JAPAN DELAYS RATE DECISION? After the news of the earthquake in Japan, the dollar rose against yen. Analysts said that depending on the extent of damage caused by the earthquake, the Bank of Japan may delay its expected rate increase next week. The U.S. Dollar Index was also higher. The next BOJ meeting on monetary policy is scheduled for December 18-19 2025. A policy statement and decision are expected to be made the second day. Cabinet Office announced on Monday that Japan's economy contracted more than originally estimated during the three-month period through September. This was mainly due to new data which lowered capital expenditure figures. However, economists say the change in numbers is not sufficient to influence the central bank. The news of the earthquake also boosted U.S. Treasury rates. The yield on U.S. Treasury notes benchmarked at 10 years. Last up 3.1 basis point at 4.17%, after reaching 4,192%. This was its highest level since the 26th of September. It was on course for a third consecutive session of gains. Wall Street saw all major S&P sectors lower, except for technology. Tim Ghriskey is a senior portfolio strategist with Ingalls and Snyder in New York. He said, "The market sold off in the second half November. Since then, we have seen a strong rally." "Today, we've taken a small dip but I do not see anything that will really derail the market." The Dow Jones Industrial Average dropped 215.67 points or 0.45% to 47,739.32. The S&P 500 declined 23.89 points or 0.35% to 6,846.51 while the Nasdaq Composite fell 32.22 or 0.14% to 23,545.90. The S&P 500 is still up 16% so far this year.

Investors were interested in Paramount Skydance’s hostile bid for Warner Bros Discovery, as they hoped to outbid Netflix.
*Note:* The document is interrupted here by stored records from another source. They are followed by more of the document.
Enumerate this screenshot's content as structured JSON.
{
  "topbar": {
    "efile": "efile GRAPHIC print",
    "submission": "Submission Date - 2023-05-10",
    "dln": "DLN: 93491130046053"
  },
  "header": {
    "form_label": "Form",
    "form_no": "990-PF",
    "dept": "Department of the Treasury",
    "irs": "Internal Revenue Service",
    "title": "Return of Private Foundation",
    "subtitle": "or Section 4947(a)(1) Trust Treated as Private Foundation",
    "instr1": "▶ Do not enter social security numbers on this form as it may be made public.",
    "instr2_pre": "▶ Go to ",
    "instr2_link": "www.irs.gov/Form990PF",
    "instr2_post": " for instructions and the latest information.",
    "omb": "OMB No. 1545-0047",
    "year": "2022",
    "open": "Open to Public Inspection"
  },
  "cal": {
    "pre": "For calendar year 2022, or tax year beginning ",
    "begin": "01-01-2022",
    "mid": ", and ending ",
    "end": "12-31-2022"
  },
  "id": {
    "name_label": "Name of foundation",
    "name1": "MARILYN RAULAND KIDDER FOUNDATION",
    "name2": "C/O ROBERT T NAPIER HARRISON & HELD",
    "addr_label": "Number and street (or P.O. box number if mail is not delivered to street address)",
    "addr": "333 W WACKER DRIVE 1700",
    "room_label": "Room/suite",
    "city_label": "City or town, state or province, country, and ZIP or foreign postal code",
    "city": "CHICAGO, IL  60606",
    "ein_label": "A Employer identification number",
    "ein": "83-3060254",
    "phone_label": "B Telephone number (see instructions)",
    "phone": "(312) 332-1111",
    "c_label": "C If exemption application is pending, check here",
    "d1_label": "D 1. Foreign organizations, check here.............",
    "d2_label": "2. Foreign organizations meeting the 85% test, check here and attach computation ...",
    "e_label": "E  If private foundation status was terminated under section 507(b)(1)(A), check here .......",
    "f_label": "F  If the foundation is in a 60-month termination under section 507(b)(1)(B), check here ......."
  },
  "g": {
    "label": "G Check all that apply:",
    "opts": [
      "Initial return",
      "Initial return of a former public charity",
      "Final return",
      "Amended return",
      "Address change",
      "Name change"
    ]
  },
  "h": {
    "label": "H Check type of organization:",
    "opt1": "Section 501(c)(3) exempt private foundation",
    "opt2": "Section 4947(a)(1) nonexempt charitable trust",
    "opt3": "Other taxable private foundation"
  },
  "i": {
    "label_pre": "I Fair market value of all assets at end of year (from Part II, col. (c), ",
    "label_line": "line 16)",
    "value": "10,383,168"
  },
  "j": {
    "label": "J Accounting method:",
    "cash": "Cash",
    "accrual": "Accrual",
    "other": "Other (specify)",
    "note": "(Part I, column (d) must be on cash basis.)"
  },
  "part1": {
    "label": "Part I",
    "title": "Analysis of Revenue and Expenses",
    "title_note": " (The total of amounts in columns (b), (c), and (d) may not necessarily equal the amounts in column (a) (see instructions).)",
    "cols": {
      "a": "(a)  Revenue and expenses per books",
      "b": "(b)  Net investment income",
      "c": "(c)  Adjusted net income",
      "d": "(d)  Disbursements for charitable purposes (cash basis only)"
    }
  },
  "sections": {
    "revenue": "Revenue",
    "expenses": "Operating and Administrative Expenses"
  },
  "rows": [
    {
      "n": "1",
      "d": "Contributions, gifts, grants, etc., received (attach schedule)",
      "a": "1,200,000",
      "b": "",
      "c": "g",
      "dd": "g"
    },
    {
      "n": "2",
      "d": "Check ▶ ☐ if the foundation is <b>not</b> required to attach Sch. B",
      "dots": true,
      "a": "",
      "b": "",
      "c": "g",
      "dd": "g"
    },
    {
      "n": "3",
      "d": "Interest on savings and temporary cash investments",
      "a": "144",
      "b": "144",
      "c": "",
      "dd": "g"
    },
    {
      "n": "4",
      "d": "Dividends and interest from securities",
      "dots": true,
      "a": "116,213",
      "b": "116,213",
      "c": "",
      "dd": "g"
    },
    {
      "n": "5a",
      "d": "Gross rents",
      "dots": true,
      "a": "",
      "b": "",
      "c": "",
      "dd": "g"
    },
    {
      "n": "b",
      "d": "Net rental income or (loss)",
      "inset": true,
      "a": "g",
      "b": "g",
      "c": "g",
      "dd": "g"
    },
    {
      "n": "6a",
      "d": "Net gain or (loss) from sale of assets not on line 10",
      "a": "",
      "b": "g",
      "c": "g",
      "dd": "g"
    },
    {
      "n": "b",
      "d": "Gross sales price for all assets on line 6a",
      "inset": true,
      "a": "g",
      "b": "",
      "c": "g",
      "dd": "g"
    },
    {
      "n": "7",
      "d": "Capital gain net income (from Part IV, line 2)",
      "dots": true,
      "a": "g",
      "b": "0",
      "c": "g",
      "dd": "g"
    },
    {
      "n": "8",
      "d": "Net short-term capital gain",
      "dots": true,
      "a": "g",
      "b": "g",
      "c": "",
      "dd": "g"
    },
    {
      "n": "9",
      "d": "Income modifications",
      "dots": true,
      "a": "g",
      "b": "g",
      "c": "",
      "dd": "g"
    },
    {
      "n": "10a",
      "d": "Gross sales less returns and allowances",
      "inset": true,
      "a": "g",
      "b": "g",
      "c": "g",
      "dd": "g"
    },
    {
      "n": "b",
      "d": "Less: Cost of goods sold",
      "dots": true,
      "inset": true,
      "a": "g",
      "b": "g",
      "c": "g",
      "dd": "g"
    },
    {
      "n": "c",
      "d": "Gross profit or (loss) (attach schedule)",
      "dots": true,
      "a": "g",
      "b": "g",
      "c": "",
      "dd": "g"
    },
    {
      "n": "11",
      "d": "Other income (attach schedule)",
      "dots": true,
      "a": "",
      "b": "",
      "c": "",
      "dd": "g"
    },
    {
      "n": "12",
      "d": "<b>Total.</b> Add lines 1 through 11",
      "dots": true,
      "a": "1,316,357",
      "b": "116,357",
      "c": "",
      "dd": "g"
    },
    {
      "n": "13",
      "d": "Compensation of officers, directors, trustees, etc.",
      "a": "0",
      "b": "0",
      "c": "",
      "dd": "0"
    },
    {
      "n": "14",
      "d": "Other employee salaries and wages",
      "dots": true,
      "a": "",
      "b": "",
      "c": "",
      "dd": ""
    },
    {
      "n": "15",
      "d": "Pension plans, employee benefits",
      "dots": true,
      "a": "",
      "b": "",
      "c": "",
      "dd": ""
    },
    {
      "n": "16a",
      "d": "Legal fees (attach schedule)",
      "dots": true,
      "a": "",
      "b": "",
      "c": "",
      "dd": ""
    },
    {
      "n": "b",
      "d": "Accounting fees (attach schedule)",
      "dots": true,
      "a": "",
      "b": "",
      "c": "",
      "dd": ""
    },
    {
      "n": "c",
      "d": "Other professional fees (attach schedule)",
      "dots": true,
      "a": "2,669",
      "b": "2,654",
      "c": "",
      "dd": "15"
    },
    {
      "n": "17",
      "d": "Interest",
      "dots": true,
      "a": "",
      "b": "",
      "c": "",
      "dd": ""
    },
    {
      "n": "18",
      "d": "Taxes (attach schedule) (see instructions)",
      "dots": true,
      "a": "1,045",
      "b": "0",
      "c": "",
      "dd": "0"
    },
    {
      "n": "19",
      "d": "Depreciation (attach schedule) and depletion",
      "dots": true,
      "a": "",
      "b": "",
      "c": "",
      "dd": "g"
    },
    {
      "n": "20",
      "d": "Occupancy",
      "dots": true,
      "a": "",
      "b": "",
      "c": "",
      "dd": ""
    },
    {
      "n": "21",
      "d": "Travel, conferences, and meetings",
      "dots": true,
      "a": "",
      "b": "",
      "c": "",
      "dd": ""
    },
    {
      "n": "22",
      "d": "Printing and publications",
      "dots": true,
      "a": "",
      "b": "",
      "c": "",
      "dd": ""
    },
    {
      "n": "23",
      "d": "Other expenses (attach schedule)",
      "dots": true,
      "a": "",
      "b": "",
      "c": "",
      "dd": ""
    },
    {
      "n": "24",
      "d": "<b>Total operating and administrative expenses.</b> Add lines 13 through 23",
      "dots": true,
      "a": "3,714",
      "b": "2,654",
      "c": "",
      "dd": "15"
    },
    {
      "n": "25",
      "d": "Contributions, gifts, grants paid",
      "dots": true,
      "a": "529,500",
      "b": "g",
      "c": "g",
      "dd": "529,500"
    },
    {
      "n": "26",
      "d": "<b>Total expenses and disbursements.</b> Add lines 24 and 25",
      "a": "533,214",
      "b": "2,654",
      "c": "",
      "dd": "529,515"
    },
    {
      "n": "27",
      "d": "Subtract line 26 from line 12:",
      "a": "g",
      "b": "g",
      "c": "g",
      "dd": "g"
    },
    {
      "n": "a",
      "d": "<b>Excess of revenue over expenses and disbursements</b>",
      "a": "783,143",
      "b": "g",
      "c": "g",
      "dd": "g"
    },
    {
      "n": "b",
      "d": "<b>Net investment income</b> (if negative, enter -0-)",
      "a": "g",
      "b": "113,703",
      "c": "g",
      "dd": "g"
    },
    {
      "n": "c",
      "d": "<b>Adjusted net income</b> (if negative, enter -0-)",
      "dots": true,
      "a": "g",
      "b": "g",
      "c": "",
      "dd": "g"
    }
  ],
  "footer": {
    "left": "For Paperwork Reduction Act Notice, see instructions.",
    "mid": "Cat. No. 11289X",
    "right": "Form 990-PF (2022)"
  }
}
Netflix shares are down 3.4%. MSCI's global index of stocks fell by 2.69 points or 0.27 percent to 1,008.04. The pan-European STOXX 600 fell by 0.07%. The central banks of?Canada and Australia will also be meeting this week, and are all expected to keep rates unchanged. Swiss National Bank would like to ease rates again to counter the strength of their franc but is already at zero percent and hesitant to go negative. Investors have given up on the Reserve Bank of Australia easing again and are even pricing in a rate increase for late 2026. Energy prices fell by $1.20, with U.S. crude oil settling at $58.88 per barrel after Iraq restored oil production in one of its fields, which accounts for 0.5% world oil supply. Brent futures dropped $1.26 and settled at $62.49 Caroline Valetkevitch reported from New York. Additional reporting was provided by Iain Withers and Wayne Cole, both in Sydney and London, and Alun. John, also in London. Joe Bavier, Aide Lewis and Nick Zieminski edited the story.